Selain dampak positif dari wanita dengan peran ganda, tidak menutup kemungkinan terjadi masalah-masalah dalam kehidupan wanita dengan peran ganda. Masalah-masalah yang timbul dalam kehidupan wanita dengan peran ganda seperti masalah komunikasi, pembagian waktu, dan urusan pemenuhan kebutuhan keluarga. Wanita dengan peran ganda mengalami masalah komunikasi terutama pada saat kesalahpahaman peran wanita dalam keluarga terjadi. Pembagian waktu menjadi masalah, seperti kurang tersedianya waktu bersama keluarga akibat tuntutan pekerjaan. Hal tersebut juga dapat mengakibatkan masalah pemenuhan kebutuhan anggota keluarga yang lain, seperti kebutuhan kasih sayang, perhatian, makanan, dan sebagainya.

Untuk dapat menciptakan sebuah keharmonisan pada wanita dengan peran ganda, perlu adanya kerja sama dari seluruh anggota keluarga. Kerja sama tersebut seperti pembagian tugas rumah tangga kepada anak-anak yang sudah cukup umur. Anak-anak yang sudah cukup umur dapat membantu dalam pekerjaan rumah tangga seperti mencuci piring,menyetrika, dan membersihkan kamar sendiri.

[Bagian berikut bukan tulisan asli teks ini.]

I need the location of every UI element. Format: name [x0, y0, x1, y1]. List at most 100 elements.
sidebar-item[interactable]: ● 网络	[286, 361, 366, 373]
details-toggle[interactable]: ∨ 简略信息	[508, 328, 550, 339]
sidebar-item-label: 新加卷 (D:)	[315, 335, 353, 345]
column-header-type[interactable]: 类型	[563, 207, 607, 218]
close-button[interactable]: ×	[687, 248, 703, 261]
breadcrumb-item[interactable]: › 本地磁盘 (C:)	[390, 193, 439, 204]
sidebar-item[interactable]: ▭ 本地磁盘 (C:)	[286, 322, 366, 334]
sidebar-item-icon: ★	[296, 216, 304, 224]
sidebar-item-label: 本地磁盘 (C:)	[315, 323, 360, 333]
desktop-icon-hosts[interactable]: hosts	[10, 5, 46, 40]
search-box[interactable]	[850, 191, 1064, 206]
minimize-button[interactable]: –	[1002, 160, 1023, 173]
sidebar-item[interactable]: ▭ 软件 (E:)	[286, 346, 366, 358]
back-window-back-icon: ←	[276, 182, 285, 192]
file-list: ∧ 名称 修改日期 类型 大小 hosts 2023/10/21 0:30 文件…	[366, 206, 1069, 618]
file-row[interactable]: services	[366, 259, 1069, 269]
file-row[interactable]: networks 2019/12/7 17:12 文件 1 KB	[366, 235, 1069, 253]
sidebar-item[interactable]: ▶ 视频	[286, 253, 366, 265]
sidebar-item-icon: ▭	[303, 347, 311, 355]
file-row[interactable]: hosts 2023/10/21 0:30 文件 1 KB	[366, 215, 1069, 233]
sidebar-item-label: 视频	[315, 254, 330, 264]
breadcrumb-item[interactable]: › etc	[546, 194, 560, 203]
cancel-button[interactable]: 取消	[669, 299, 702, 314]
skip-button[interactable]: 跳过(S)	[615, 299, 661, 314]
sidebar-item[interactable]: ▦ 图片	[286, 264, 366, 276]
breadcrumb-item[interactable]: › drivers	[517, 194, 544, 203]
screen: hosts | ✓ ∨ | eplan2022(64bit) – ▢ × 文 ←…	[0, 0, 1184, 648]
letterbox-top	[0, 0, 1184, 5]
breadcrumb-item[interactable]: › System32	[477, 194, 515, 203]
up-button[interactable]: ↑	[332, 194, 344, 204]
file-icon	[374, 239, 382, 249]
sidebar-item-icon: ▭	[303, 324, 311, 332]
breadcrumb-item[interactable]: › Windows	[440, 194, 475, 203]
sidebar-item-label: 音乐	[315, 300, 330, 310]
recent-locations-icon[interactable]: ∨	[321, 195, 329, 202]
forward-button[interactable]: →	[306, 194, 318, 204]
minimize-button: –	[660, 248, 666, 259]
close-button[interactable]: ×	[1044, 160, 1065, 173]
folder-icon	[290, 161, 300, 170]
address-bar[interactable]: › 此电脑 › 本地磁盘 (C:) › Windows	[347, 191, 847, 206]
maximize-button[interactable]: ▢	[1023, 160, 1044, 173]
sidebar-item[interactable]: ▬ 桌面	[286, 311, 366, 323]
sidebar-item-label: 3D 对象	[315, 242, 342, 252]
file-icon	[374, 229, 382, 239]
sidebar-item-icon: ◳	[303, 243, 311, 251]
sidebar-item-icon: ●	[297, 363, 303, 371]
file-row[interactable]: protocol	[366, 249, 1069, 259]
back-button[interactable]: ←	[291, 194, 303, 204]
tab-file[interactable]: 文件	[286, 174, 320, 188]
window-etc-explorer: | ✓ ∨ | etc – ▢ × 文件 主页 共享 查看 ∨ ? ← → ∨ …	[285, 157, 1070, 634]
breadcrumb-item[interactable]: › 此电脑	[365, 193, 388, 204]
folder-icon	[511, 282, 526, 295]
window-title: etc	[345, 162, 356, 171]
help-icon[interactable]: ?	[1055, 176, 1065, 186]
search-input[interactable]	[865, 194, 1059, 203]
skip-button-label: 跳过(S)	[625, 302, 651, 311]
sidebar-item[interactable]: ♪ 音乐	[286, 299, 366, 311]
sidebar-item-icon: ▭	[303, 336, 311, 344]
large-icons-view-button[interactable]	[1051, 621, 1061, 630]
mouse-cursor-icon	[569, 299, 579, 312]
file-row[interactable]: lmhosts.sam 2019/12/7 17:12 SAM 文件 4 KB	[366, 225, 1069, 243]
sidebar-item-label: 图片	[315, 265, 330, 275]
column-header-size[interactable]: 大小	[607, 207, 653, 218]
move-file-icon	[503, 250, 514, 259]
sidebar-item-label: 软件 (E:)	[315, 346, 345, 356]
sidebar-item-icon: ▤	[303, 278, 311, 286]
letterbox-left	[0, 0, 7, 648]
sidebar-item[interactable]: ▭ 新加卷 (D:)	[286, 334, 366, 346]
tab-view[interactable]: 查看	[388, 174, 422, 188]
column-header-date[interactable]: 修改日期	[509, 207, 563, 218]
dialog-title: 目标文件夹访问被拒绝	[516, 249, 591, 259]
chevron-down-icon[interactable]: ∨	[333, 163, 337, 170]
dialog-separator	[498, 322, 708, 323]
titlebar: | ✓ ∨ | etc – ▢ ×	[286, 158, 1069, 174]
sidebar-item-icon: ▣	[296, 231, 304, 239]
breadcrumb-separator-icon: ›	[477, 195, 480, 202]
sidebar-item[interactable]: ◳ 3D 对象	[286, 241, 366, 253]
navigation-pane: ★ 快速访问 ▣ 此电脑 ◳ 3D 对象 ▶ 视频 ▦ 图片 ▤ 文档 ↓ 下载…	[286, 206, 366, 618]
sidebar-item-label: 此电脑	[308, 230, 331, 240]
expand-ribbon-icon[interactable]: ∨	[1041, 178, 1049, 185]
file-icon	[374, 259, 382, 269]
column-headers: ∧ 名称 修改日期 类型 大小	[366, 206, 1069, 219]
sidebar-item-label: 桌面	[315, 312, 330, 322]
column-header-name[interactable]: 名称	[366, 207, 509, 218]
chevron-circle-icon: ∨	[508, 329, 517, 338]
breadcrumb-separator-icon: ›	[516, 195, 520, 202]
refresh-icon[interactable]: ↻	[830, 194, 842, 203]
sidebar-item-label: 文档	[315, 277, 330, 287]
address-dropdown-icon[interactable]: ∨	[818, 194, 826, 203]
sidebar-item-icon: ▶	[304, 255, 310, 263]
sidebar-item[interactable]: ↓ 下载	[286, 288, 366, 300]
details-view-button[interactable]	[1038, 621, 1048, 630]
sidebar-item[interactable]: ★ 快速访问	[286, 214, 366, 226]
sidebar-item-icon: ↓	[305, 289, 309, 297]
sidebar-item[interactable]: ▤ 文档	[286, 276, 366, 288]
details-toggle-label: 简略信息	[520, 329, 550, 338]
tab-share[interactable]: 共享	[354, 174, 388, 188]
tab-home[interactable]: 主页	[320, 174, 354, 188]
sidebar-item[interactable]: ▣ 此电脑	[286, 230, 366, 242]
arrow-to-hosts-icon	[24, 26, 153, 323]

Hal ini juga dapat membangun anak tersebut untuk hidup mandiri. Para suami juga dapat mendukung istri yang bekerja, seperti merawat anak, membantu menyediakan kebutuhan anak, dan member kebebasan kepada istri untuk memilih karirnya.

Selain adanya dukungan dari anggota keluarga yang baik, kompetensi seorang wanita dalam kehidupan rumah tangga dan bekerja juga mempengaruhi. Kematangan usia dan kesiapan mental seorang wanita juga dapat mempengaruhi wanita dengan peran ganda. Biasanya wanita dengan peran ganda yang memiliki usia dan mental matang lebih dapat membagi waktu dan beradaptasi terhadap masalah dengan lebih baik. Kepribadian optimis, percaya diri, sabar, dan menganggap masalah adalah suatu hal biasa membuat wanita dengan peran ganda dapat mengatasi masalah-masalah yang timbul dalam kehidupan di rumah dan pekerjaan.

“When nails grow long, we cut nails, not fingers. Similarly, when misunderstanding grow up, cut your ego not your relationship.”